In other musical contexts, a riddim would be called a groove or beat. In most cases, the term riddim is used in reference to the entire background track or rhythm section, but in older roots riddims, riddim is used to reference a certain bass line and drum pattern. Often a melody is associated with the riddim, and occasionally an artist will produce two different songs with the same riddim (e.g. Elephant Man's "Ele Melody" and "Father Elephant" were both produced using the Kopa riddim, produced by Supa Dups). Riddims began forming popular in the early 1960s with the evolving role of the DJ. The work of DJs became less of shouting throughout points during a song, but more focused on an aesthetic with the voicings over these instrumental riddims. A specific DJ, DJ U-Roy, revolutionized the practice with studio recordings of these DJ voicings as his recordings skyrocketed on the charts in Jamaica in the 70s, thus leading to the beginning stages of dancehall. Riddims, therefore, became the standard practice for dancehall as it has progressed. Today, the same practices combining riddim and voicing still takes precedence in dancehall. Other live performances like at clubs or along the streets feature the use of sound systems in which there are usually medleys of different songs that all use the instrumental accompaniment.

While a staple of mainly reggae-based music, an emerging electronic music genre as a sub-genre of dubstep also called riddim has recently emerged.

==Types==
African in origin (see clave (rhythm) and bell pattern), riddims can generally be categorized into three types. One of the oldest types of riddim is the classical riddim providing roots reggae, dub, and lovers rock with instrumentals, such as Bam Bam, produced by Sly & Robbie. The second type is the ragga riddim backing raggamuffin and dancehall songs, such as the Juice riddim, produced by Richard "Shams" Browne. The third type is the digital riddim, such as Sleng Teng, Punaany Riddim & Duck Riddim produced by King Jammy.

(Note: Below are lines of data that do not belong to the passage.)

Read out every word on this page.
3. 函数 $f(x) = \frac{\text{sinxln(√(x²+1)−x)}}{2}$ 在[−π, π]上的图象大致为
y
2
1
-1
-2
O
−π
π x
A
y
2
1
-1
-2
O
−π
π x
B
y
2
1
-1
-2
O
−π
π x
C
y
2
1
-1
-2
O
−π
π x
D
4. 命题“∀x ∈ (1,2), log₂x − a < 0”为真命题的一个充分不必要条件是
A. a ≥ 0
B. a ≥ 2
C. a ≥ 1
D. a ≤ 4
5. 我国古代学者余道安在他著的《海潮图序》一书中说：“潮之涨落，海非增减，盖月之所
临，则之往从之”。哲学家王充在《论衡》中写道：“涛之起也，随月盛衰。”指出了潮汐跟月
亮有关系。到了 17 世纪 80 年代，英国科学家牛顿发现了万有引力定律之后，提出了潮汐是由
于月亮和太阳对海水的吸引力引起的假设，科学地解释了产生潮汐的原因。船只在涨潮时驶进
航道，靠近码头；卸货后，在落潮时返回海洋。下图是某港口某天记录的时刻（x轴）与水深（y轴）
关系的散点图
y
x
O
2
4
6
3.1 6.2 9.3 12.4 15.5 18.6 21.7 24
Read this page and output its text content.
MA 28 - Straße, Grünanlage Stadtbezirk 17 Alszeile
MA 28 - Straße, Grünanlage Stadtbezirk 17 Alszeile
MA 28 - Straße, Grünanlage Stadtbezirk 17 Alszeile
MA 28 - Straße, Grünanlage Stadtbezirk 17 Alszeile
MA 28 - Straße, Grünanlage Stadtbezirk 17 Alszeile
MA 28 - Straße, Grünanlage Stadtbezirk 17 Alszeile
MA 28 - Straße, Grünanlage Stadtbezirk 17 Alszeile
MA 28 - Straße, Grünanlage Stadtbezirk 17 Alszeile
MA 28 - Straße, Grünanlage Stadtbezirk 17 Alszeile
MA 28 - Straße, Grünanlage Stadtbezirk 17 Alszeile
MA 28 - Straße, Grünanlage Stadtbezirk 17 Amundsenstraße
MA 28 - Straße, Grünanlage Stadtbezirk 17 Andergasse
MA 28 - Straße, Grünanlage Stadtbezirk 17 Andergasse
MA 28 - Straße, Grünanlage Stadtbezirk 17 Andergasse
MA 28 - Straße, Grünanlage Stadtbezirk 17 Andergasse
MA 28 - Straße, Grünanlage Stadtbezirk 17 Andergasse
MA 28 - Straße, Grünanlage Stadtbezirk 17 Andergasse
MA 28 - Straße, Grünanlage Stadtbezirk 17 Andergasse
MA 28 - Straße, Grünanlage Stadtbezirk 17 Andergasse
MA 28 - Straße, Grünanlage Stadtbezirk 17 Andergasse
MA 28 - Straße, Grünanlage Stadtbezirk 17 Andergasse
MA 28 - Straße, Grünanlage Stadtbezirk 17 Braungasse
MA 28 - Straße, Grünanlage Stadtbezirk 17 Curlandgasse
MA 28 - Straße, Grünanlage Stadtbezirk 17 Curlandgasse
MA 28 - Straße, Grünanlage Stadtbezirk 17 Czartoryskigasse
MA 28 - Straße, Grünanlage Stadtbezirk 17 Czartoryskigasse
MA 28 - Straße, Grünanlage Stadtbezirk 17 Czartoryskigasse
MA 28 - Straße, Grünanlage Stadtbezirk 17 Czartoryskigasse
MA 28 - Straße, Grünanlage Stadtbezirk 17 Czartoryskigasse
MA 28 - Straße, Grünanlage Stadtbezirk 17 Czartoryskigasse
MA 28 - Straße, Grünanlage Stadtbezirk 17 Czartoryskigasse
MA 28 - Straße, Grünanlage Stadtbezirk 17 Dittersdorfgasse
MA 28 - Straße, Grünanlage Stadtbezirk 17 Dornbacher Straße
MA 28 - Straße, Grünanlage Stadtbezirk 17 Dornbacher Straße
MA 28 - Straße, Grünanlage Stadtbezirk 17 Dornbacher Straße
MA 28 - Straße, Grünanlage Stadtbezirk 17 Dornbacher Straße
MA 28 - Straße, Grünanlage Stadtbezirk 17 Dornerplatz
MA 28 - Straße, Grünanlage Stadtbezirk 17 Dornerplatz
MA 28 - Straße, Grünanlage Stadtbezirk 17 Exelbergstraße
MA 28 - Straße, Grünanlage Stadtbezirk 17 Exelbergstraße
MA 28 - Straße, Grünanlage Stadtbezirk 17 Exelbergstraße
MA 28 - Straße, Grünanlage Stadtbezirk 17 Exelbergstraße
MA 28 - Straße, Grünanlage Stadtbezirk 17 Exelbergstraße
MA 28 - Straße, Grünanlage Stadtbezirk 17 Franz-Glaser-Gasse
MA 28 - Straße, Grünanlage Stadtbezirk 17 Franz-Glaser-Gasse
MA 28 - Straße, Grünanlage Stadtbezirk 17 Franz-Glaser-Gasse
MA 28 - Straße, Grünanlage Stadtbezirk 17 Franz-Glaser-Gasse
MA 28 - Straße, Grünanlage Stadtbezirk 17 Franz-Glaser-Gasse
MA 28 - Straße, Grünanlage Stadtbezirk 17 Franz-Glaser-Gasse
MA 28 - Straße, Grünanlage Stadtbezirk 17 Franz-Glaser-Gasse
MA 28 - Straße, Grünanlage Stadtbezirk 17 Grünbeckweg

A number of riddims take their name and influence from African-Jamaican religious drumming such as the Kumina riddim, created in 2002 by Sly and Robbie, and Burru.

==Producers==
Different producers often develop their own versions of the same riddim, such as the Punanny riddim, which has distinct versions crafted by Steely & Clevie and by Ward 21; the Buzz Riddim, which was produced by Troyton Rami & Roger Mackenzie and officially launched dancehall deejay Sean Paul into superstardom ("Gimme the Light" from the Buzz Riddim won him his first Grammy for Best Reggae Album). Different artists often perform on top of the same riddims with different lyrics and different vocal styles, ranging from singing to toasting. As an example, Beenie Man's song "My Wish", Mr. Vegas' song "Go Up", and T.O.K.'s "Man ah Bad Man" are all based on the Juice riddim. Many riddims are named after the song that was recorded on that instrumental track for the first time (or, in some cases, the song that becomes the most popular on a given riddim). For example, the Satta Massagana riddim is named after the Abyssinians' original song "Satta Massagana".